The Guidelines apply to a wider range of entities (Covered Entities for the purpose of this article) than the CEBS Guidelines and the Cloud Recommendations, including payment or electronic money institutions. The Guidelines now apply to all financial institutions that are:

  • Within the scope of the EBA’s mandate, including credit institutions
  • Investment firms subject to Directive (EU) 2013/36 IV (Capital Requirements Directive)
  • Payment institutions
  • Electronic money institutions

As a result, a wider range of companies, such as FinTech companies, will now face the challenge of remaining agile and competitive in fast-moving markets, whilst managing the administrative and practical challenges of maintaining compliance with the Guidelines.

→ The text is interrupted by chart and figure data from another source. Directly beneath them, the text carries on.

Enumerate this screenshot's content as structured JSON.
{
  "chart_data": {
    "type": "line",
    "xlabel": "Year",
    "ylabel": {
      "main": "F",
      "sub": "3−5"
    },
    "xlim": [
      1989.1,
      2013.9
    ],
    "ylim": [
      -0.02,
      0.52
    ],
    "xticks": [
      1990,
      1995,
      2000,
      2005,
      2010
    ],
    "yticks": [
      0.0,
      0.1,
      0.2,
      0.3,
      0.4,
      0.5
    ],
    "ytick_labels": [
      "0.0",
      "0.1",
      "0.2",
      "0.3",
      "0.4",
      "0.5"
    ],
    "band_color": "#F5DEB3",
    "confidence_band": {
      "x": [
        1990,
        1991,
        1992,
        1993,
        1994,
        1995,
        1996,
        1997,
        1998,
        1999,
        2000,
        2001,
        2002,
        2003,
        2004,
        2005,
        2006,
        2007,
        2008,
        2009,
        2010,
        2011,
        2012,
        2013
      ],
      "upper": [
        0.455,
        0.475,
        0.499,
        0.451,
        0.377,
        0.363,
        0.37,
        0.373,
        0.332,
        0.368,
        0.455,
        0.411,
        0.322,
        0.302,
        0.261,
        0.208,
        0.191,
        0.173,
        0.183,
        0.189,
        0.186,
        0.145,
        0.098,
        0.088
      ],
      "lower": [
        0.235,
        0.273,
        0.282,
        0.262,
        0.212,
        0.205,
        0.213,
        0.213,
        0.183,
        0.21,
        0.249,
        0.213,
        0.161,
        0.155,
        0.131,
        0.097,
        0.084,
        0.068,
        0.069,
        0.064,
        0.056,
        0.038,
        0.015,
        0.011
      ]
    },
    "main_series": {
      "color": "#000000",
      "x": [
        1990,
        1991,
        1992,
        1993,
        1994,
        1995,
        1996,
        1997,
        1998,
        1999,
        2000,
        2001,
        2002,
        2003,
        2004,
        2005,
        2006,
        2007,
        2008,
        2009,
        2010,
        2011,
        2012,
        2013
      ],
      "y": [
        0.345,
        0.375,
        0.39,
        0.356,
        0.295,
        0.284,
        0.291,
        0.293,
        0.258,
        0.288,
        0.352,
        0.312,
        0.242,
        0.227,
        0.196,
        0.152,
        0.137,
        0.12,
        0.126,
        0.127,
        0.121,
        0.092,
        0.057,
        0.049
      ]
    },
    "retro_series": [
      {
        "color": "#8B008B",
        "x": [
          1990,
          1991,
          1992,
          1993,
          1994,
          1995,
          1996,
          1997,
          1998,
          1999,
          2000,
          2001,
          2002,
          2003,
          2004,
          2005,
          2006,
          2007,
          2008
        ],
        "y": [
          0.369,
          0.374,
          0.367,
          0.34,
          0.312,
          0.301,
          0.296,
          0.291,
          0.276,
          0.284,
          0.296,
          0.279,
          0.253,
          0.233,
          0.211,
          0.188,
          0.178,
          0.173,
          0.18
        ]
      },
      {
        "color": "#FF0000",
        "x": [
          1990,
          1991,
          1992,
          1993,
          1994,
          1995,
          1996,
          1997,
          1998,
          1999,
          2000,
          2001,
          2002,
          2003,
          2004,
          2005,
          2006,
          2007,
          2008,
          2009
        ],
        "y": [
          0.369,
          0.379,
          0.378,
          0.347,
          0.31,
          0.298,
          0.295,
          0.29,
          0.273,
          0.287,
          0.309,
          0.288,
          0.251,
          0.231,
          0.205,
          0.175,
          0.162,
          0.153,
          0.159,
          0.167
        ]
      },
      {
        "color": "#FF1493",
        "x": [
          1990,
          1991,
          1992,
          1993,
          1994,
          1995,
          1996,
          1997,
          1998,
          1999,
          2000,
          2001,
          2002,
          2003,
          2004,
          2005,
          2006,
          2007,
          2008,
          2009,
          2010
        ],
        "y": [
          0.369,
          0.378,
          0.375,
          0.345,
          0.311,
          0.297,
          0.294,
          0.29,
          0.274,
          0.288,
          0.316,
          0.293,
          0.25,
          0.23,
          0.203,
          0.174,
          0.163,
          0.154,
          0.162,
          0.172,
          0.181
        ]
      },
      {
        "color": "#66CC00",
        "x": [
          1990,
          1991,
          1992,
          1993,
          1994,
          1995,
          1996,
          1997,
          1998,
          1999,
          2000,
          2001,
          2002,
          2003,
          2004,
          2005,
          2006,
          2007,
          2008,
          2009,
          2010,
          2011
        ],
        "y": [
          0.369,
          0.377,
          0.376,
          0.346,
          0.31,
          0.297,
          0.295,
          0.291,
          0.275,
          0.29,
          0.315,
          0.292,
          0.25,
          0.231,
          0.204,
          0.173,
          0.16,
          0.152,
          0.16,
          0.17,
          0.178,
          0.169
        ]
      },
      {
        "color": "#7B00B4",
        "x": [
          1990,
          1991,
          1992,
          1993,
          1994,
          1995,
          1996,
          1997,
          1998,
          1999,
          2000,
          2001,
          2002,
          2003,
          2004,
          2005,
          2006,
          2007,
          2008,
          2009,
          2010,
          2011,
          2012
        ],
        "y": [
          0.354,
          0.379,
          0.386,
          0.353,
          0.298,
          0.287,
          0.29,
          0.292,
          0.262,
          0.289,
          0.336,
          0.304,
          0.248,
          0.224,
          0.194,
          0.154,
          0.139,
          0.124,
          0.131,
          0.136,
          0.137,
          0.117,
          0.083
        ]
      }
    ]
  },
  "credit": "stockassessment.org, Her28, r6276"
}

The Guidelines come into force on 30 September 2019. Any outsourcing arrangements entered into, reviewed, or amended by Covered Entities after that date must comply with the Guidelines. Covered Entities must also update all existing outsourcing arrangements in line with the Guidelines by 31 December 2021. For Covered Entities that are already subject to the Cloud Recommendations, these deadlines will not have any effect on their obligation to comply with the cloud specific requirements – these requirements will continue to apply as they did prior to publication of the Guidelines. An overview of the status of the Cloud Recommendations, per jurisdiction, can be found here.

While “critical and important functions” are subjected to stricter rules, the Guidelines generally apply to all outsourcings by Covered Entities, including intragroup outsourcings, representing a further widening of scope when compared with the CEBS Guidelines. Covered Entities will therefore face additional administrative burdens that they must balance with the need to stay ahead of the competition. Following concerns raised at the Public Consultation, the EBA clarified in the Guidelines that regulators will not consider every outsourcing to a cloud solution as critical or important; rather the same test applies as with other non-cloud service providers, taking into account “cloud specificities”.

Under the Guidelines, the definition of “outsourcing” is based on the Commission Delegated Regulation (EU) 2017/565 and defined as: “an arrangement of any form between an institution, a payment institution or an electronic money institution and a service provider by which that service provider performs a process, a service or an activity that would otherwise be undertaken by the institution, the payment institution or the electronic money institution itself”.

The Guidelines define “critical or important functions” based on the wording of MiFID II and the Commission Delegated Regulation (EU) 2017/565, which includes functions that “if a defect or failure were to occur, would materially impair the continuing compliance of the firm’s activities and obligations”.

To outsource banking and payment services to a third country (i.e., non-EU) service provider, the Guidelines require the competent authorities responsible for supervising each party to have a co-operation agreement in place. Therefore, post-Brexit, the UK’s Financial Conduct Authority will need to agree a co-operation agreement with EU regulators to ensure that cross-border outsourced arrangements can continue between the UK and the EU27.